Boren entornó los ojos viendo cómo el coche de Foster se alejaba.

—No, querida. No voy a consentir que Rock Foster se case con Peggy Moore.
 

CAPÍTULO XII

 

Peggy Moore estaba desayunando en el restaurante del hotel. Tenía apetito. Lo tenía después de haber recibido aquella sesión de besos de Rock Foster. Naturalmente, había sido un sueño. Un despreciable sueño. Pero por fin se había librado de Rock dándole un empellón y mandándole a las aguas del lago. Luego ella, muy dignamente, había levantado la barbilla y le había dicho:

—«Abogaducho, así no se besa a una dama.»

—Buenos días.

Levantó los ojos y lo vio allí. Al hombre de sus sueños.

Rock Foster le sonreía con la pipa en la boca, aunque parecía estar apagada, y, al sonreír, se le formaba un hoyuelo en cada mejilla.

—¿Le contaron algo divertido, señor Foster?

—Bill, el telefonista, me acaba de decir que usted sufrió una pesadilla la noche pasada.

Peggy se quedó perpleja.

—¿Cómo sabe Bill eso?

—Llegó un huésped durante la noche y Bill le subió las maletas. Cuando pasaba por la puerta de su habitación, le oyó a usted gemir: «Más, por favor, sígalo haciendo».
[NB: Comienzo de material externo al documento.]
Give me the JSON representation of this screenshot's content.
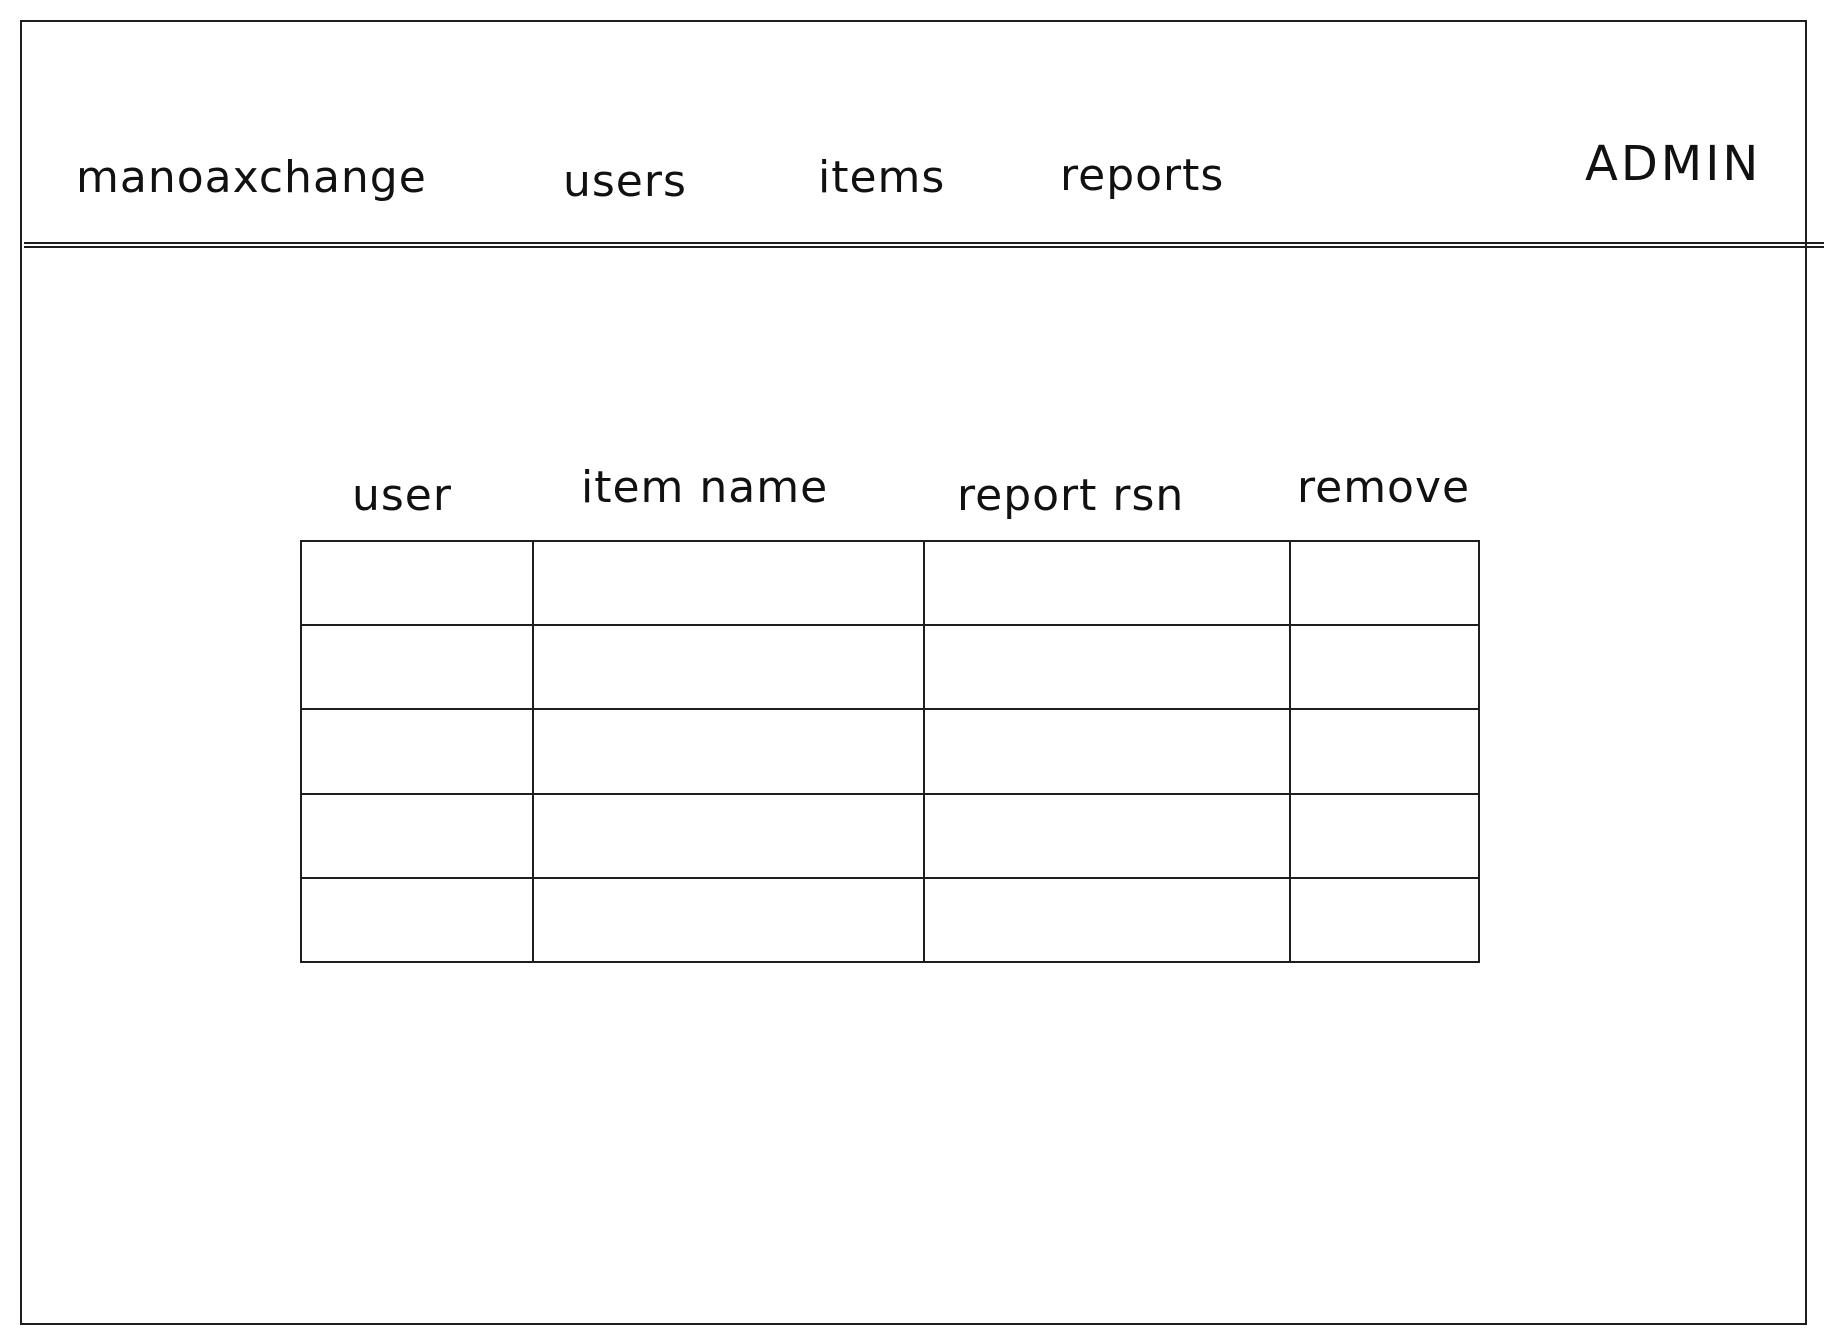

Peggy dio un respingo. Dios mío, ¿eso había dicho ella? ¿Le había pedido a Rock Foster que le diese más besos? ¿Que la siguiese apretando entre sus brazos?

«Qué vergüenza, Peggy. Eso no es decente. No deberías soñar esas cosas, especialmente ahora que estás dispuesta a aceptar a Gene Perkins como esposo.»

Oyó a Rock.

—Espero que su pesadilla acabase pronto.

—¡Cuando lo tiré al lago!

—¿A quién tiró al lago?

—¡A usted no le importa!

—Entiendo, soñó conmigo y me tiró al lago.

—¡Le aseguro que estaba ridículo manoteando como un perrito!

—¿Y por qué me tiró al agua, señorita Moore?

—¡Por... por abusón!

—¿Ya decidió no casarse con Gene Perkins?

Ella se sintió más furiosa que nunca desde que conoció al abogado.

—¿Espera que rechace la petición de matrimonio de Gene, señor Foster?

—Sí.

—¿Por qué?

—Porque no lo quiere.

—¿Qué sabe usted de eso?

—Señorita Moore, usted se ha enamorado de mí.

—¿Cómo dice?

—Usted me quiere y, por tanto, no puede querer a Gene Perkins. Y en consecuencia, no puede aceptarle como esposo.

Ella agrandó los ojos.

—Le dije ayer muchas cosas. Le hablé de su presunción, de su vanidad. Carambolis, usted no tiene abuela.

—No, no la tengo.

—De modo que piensa que yo estoy loquita por usted.

—Tanto como yo por usted.

—¿Qué ha dicho?

—Creo que usted y yo lo podemos pasar muy bien.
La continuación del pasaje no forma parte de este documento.